Clifford Grimm

Geospatial Data Usage in HCI

Blog Post created by Clifford Grimm Employee on Apr 11, 2018

Problem Overview

 

As technology and businesses/government continue to become more dispersed across the planet, the location of activity becomes almost as important as the data itself.   Increasingly, these entities find that location of activity provides value in finding patterns for predictive analytics or simply understanding the current and past location of assets.  Positioning on the globe is expressed as a geospatial location.

 

Geospatial location can be expressed in many different forms.  Over the years, organizations have created location specifications that focus on a specific region, and others that specify anywhere around the globe on land, sea, and air.  This article will not describe all the possible ways to specify location, but instead focus on the most common mechanism utilized by modern mapping software readily available.  For instance, Google Maps and Google Earth are likely the most popular.  These mapping solutions utilize the Geodetic system that references locations at sea level called WGS 84 (World Geodetic Systems)

 

There are many articles on the internet that describe these and other location specifications and go into great detail.  But a starting point are the following URLS:

 

https://en.wikipedia.org/wiki/Geodetic_datum

https://en.wikipedia.org/wiki/World_Geodetic_System

http://www.earthpoint.us/Convert.aspx

 

This article will focus on the WGS84 system expressing latitude and longitude.  The WGS84 system has multiple ways of specifying latitude and longitude, but this article will focus on the decimal number specification.
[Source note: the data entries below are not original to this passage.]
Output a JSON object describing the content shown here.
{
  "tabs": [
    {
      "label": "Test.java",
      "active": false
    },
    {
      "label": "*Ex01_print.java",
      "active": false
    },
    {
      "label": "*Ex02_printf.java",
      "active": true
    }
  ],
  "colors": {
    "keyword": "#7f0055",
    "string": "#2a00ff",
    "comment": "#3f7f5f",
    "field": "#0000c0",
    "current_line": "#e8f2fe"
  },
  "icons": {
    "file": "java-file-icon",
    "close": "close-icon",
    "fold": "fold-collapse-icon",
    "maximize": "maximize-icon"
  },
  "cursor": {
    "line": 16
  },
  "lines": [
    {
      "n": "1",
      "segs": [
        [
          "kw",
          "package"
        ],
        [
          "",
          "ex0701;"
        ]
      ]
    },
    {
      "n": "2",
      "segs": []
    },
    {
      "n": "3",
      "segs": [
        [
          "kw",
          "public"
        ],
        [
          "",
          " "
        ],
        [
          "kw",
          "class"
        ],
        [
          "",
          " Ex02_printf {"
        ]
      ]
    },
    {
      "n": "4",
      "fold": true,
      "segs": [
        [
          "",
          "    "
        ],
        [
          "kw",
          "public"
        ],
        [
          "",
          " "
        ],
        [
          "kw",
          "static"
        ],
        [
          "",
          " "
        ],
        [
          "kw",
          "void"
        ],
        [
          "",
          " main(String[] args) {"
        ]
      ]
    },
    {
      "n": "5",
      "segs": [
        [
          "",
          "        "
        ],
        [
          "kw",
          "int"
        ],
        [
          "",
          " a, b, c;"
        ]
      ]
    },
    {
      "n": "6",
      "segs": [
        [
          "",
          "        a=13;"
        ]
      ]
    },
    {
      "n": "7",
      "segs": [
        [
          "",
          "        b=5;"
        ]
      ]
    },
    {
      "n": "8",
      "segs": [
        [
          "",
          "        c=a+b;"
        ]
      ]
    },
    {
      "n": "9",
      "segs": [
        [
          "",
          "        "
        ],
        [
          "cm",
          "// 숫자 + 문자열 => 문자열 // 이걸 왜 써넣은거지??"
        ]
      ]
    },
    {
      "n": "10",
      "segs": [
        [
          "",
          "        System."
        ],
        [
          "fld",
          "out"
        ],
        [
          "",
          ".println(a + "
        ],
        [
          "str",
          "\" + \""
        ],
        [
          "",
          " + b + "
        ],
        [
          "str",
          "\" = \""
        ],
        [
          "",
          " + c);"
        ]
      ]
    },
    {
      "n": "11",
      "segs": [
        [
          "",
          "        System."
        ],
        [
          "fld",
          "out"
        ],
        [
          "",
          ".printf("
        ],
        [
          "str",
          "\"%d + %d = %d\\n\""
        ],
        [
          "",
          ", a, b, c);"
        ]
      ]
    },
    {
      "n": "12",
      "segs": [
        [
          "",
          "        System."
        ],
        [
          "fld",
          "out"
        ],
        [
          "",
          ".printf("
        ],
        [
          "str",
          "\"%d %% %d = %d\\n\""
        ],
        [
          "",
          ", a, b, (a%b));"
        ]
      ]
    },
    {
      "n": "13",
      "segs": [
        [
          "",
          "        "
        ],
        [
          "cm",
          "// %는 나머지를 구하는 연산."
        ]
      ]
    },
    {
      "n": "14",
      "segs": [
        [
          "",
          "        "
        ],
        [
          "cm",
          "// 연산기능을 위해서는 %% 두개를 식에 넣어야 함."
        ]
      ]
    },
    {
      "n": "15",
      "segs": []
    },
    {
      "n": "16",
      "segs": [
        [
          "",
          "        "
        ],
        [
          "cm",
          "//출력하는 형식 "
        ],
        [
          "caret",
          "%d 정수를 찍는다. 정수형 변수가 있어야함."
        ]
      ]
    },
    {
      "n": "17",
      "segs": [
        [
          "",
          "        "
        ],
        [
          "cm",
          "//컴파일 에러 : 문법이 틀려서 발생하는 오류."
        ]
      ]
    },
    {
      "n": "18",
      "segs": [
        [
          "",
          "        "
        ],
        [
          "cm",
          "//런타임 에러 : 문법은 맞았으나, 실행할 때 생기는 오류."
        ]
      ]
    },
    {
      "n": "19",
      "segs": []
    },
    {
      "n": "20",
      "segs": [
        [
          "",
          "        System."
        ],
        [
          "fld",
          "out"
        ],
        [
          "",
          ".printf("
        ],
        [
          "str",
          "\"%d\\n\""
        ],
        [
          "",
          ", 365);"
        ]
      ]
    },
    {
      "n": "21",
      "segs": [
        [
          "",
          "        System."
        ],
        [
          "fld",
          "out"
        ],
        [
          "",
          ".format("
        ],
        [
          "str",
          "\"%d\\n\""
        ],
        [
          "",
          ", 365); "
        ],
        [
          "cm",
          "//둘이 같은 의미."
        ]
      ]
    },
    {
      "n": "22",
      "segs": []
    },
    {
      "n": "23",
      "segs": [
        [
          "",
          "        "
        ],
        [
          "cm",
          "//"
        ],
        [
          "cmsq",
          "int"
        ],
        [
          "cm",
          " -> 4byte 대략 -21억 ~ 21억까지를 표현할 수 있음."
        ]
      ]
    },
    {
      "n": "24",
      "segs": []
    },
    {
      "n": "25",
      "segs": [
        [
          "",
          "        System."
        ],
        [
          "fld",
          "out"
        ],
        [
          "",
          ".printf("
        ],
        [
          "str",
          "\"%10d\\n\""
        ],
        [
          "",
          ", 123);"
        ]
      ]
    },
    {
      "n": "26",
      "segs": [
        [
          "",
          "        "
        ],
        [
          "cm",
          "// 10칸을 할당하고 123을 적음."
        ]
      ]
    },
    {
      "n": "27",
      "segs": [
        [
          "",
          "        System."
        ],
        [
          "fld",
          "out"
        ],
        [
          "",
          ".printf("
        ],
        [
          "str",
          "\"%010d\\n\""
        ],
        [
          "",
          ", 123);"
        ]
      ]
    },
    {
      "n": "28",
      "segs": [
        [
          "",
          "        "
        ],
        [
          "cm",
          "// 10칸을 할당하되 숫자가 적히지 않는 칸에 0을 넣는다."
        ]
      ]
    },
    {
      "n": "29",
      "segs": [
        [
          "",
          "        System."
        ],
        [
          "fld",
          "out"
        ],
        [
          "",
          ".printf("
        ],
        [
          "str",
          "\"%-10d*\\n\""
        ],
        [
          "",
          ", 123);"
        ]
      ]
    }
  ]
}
For example, the position for the Empire State Building, New York City, New York, USA is:

 

Latitude: 40.748393

Longitude: -73.985413

 

Once location about data is available, the key component is to be able to utilize this information for relevant content discovery.  This article will utilize pictures taken with a camera that includes location coordinates for which the picture was taken. The HCI platform can enable this kind of discovery with appropriate setup.

 

This article will discuss the following topics to perform geospatial search.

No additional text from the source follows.